The organizers of the conversation were the Konrad Adenauer Stiftung, a German political organization. The conversation, and now let’s get into it, was about the Middle class in East Africa. Speakers were drawn from Kenya, Uganda and Germany.
While seeking to place a thumb on what exactly would be an appropriate definition of who a member of the middle class, one panelist, James Muriuki, a Kenyan photographer pointed out that many people considered middle class, are just ‘performing poverty’.
That, getting a bank loan to buy a car wasn’t a measure of middle class but rather, a choice by a member of the lower proletariat to ‘perform poverty’. The same, he said, applies to wearing neatly pressed shirts, applying expensive perfumes and eating junk fast foods.
Judging from the temperature in the room, defining who a member of the middle class was a hard job.

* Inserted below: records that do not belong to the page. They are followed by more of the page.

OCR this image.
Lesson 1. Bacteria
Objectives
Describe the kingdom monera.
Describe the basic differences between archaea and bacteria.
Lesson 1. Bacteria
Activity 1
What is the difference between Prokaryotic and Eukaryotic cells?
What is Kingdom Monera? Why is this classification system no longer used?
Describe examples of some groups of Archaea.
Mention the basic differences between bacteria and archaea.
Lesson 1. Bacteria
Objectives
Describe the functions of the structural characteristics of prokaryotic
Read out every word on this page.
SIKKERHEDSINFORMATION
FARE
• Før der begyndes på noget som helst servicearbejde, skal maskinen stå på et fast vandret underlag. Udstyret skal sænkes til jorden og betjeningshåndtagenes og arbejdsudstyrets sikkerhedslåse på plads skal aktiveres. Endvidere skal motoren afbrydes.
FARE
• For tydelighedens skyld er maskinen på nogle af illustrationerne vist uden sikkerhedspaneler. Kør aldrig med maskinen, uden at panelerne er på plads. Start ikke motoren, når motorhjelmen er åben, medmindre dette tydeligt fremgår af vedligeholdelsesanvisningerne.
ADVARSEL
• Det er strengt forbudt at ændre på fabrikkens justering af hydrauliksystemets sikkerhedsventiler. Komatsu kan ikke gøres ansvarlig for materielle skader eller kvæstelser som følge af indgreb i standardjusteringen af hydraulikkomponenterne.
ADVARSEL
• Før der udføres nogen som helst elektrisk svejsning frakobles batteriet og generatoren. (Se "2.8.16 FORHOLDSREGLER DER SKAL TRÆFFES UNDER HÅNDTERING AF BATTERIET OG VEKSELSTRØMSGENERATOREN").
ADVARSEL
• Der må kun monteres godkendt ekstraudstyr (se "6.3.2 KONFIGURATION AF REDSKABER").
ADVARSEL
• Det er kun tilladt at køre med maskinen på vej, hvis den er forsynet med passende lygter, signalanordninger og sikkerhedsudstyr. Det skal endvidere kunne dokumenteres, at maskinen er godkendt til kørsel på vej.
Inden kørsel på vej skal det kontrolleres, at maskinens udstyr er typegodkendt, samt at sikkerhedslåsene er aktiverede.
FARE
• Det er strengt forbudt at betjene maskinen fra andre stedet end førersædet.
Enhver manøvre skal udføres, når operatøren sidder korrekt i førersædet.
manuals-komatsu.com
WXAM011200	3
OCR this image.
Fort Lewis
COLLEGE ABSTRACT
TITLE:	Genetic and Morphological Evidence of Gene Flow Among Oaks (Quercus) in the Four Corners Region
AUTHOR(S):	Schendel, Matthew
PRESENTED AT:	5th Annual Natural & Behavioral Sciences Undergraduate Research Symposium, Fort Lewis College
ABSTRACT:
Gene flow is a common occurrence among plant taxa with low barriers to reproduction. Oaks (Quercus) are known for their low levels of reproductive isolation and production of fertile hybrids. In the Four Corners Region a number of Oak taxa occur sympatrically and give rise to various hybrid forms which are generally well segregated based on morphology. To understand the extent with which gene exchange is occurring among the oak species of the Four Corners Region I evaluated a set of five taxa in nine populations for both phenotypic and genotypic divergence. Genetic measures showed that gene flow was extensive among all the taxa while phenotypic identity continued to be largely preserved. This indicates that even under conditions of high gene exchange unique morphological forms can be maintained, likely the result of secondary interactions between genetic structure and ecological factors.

If you have a well-paying job earning some millions that you are able to pay rent in a decent house, eat a decent meal daily, have some social security and wear a neat shirt and pants/skirt, are you thus a member of the middle class? What if you don’t own any property or means of production, are you still considered part of that class? How much of your circumstances would change if you were, just for appropriation’s sake, to suffer a terminal illness? Would you require a car wash, fundraiser? Or you can tick that off using your salary?
These introspecting questions, ofcourse, dig at the definition assigned to the middle class which is derived from income, wealth, consumption and aspiration.
In the true Marxist definition of the term, Ugandans who work and earn a salary, would not in ordinary terms be ‘the middle class’. They would, instead, be the proletariat who are exploited through labour by their peers. It is the peers, those who own the means of production but only using capital controlled by the ruling class that qualify to be the middle class, and that is a small fraction.
It is however, the failure of definition and the dishonesty of economic practices that breed the rising class anger we see in the country. When, for example, a car owner knocks a bodaboda, the bikers gang up to pursue ‘justice’ for their colleague because they believe, at a police station or in court, the process will be dominated by the ‘better class’.
There’s a mountain of opportunity for political mobilisers and activists in uniting the proletariat, either against the middle class or to demand better from both the middle class and the ruling class.
What is clear though, is that to do that, any actor must define precisely, what the middle class is.